Most of our readers have heard, at some point, of the Federal Trade Commission, which is an independent agency of the federal government charged with promoting consumer protection and preventing antitrust violations among businesses. Under Section 5 of the Federal Trade Commission Act, the agency is given the authority to investigate and prevent unfair or deceptive acts or practice in commerce.
One of the points of debate about Section 5 of the Federal Trade Commission Act is exactly what conduct is prohibited. Unfair competition, it has been argued, is not sufficiently defined under the law such that businesses are able to know with a reasonable degree of certainty that they are in compliance with the law.

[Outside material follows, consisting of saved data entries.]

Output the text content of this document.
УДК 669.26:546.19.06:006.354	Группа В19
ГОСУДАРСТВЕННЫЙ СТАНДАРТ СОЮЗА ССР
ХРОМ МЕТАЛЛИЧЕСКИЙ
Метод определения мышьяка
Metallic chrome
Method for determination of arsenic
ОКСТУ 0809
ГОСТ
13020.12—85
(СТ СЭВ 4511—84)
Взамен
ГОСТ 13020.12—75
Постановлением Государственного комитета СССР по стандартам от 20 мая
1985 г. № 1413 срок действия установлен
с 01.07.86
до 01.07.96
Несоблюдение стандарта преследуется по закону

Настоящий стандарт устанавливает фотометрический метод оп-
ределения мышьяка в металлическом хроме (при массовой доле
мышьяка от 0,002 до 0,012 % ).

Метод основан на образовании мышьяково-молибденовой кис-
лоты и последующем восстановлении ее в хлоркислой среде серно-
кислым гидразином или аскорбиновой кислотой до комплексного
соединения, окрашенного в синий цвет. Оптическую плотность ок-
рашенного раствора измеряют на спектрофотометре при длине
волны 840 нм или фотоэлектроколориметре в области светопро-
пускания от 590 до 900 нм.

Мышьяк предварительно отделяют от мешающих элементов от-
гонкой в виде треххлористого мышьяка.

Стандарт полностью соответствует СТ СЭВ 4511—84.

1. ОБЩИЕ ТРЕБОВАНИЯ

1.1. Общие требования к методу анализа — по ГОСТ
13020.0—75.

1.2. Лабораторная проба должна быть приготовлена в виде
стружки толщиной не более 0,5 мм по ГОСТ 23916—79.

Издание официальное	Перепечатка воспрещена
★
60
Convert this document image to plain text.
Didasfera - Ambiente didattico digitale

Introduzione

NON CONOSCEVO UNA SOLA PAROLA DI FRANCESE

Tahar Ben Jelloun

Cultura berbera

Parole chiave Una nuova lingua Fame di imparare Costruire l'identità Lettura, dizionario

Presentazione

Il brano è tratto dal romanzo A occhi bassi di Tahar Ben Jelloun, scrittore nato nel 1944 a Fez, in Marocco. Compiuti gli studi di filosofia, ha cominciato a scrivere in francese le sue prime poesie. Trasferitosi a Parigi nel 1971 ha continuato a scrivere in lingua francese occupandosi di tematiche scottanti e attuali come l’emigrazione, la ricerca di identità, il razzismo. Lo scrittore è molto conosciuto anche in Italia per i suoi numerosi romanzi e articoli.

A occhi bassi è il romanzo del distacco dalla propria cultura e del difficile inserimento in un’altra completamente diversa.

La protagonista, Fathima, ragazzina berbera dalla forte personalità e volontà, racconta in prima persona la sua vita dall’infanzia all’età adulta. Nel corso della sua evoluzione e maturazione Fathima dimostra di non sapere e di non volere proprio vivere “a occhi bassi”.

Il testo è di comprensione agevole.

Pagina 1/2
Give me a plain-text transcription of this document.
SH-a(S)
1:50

The Federal Trade Commission is expected to announce a new policy statement this week that would clarify what conduct is prohibited under the law as it relates to unfair competition. Not everybody feels that the clarification is necessary, and some argue that businesses are making a bigger deal than they need to about the unfair competition provision. Part of the reason for this, it is argued, is that the unfair competition provision is not often used to pursue enforcement actions.
Still, the clarification will not only force the Federal Trade Commission to be more specific about the cases it will pursue, but will also allow businesses to engage in more effective compliance efforts. This, of course, is very important, since companies cannot effectively avoid liabilities if they are not clear about their legal obligations.